O governo também autorizou a abertura de pontos turísticos com a capacidade reduzida em 50% do público. Os cultos religiosos estão liberados, mas será necessário respeitar a distância de um metro entre os fiéis.

No início da flexibilização, as práticas esportivas em praias, lagoas e parques também estão autorizadas. Já, em relação ao esporte de alto rendimento, o governador liberou o retorno, mas sem torcedores.

Início da flexibilização, é preciso ter cuidado com o ar-condicionado

O ritmo acelerado de expansão do coronavírus pede cuidados extras em relação a diferentes características do cotidiano. Entre as medidas chamadas não farmacológicas, cresce a lista de precauções que devem ser observadas, sobretudo considerando os ambientes de convívio com as pessoas no grupo de risco.

A resistência do coronavírus em superfícies é um fator motivador para a limpeza dos sistemas de ar-condicionado. O processo de higienização é simples, devem-se respeitar protocolos amplamente divulgados. Serve água e sabão, álcool em gel ou líquido, ou qualquer outro tipo de biocida, afirma Arthur Aikawa, pesquisador e CEO da Omni-electronica, startup do Centro de Inovação, Empreendedorismo e Tecnologia (Cietec), para o site Estado de Minas Gerais.

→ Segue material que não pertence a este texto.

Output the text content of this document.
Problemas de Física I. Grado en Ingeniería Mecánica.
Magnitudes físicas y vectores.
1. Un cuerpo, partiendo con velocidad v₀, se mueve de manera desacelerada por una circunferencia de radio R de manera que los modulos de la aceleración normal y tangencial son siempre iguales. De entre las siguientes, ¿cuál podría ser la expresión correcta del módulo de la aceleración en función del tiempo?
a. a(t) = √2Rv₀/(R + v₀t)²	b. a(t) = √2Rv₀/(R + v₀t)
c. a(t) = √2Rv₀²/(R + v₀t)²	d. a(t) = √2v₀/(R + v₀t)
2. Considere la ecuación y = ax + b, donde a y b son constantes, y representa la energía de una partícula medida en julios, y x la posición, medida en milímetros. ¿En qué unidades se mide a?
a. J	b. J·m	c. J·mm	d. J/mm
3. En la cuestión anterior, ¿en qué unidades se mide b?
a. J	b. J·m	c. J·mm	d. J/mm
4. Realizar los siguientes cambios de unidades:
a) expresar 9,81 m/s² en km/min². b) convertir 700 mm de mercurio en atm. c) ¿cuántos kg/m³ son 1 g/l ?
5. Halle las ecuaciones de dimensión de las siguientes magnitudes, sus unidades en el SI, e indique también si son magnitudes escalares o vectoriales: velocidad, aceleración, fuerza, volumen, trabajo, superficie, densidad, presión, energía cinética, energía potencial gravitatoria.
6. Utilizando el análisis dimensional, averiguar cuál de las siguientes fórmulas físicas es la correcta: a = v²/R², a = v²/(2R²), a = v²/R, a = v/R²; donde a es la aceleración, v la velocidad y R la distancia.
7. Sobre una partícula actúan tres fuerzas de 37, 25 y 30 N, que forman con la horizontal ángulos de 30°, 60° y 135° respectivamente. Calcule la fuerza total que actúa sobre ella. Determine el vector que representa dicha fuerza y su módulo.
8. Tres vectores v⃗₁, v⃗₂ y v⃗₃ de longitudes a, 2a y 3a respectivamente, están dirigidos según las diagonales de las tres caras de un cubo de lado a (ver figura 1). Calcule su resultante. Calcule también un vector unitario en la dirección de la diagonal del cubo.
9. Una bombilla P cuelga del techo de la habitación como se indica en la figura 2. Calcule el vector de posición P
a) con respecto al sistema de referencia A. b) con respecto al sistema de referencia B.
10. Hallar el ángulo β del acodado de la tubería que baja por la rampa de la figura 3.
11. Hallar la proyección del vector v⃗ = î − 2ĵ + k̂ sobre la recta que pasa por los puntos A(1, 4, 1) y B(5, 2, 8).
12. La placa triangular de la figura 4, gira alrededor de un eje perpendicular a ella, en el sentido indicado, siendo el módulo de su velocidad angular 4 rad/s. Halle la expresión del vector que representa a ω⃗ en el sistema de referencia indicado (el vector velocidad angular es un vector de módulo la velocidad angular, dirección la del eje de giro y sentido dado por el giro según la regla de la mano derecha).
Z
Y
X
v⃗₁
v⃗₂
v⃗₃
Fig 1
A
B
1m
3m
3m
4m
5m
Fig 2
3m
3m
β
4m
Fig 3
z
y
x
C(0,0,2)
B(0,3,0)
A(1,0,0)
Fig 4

Existe legislação específica com orientações para o setor. O Plano de Operação, Manutenção e Controle (PMOC) que delibera os parâmetros para a qualidade do ar, determinados por resolução do Ministério da Saúde e Anvisa. Isso é algo ainda mais frequente nesse período de pandemia. Entre os itens observados, níveis máximos de concentração dos poluentes mais conhecidos e de fácil detecção, entre eles o índice de gás carbônico e quantidade de fungos. As normas ficaram conhecidas como a Lei do Ar-condicionado. E, é voltada para qualquer tipo de ambiente de uso público e comum, como museus, bibliotecas, shopping centers e hospitais.

Fluxo do ar condicionado facilita transmissão pelo ar do novo coronavírus

Um estudo publicado pelo Centro de Controle e Prevenção de Doenças de Guangzhou, na China, levantou o debate sobre qual a distância que o novo coronavírus pode se espalhar no ar e qual o papel que ambientes fechados e mal ventilados têm na transmissão do vírus.

Eles concluíram que o fluxo de ar do aparelho de ar condicionado pode transmitir gotículas (partículas maiores que saem enquanto falamos, por exemplo) sejam levadas para mais longe do que o esperado (espera-se que elas atinjam uma distância menor do que um metro).

Além de concluírem que o fluxo do ar condicionado leva as partículas contaminadas para outros lugares e atinge outra pessoas, os pesquisadores também perceberam que a falta de ventilação do espaço e a lotação aumentam ainda mais a propagação do vírus. Eles reforçam que síndromes respiratórias costumam se propagar com facilidade em espaços mal ventilados e com aglomerações.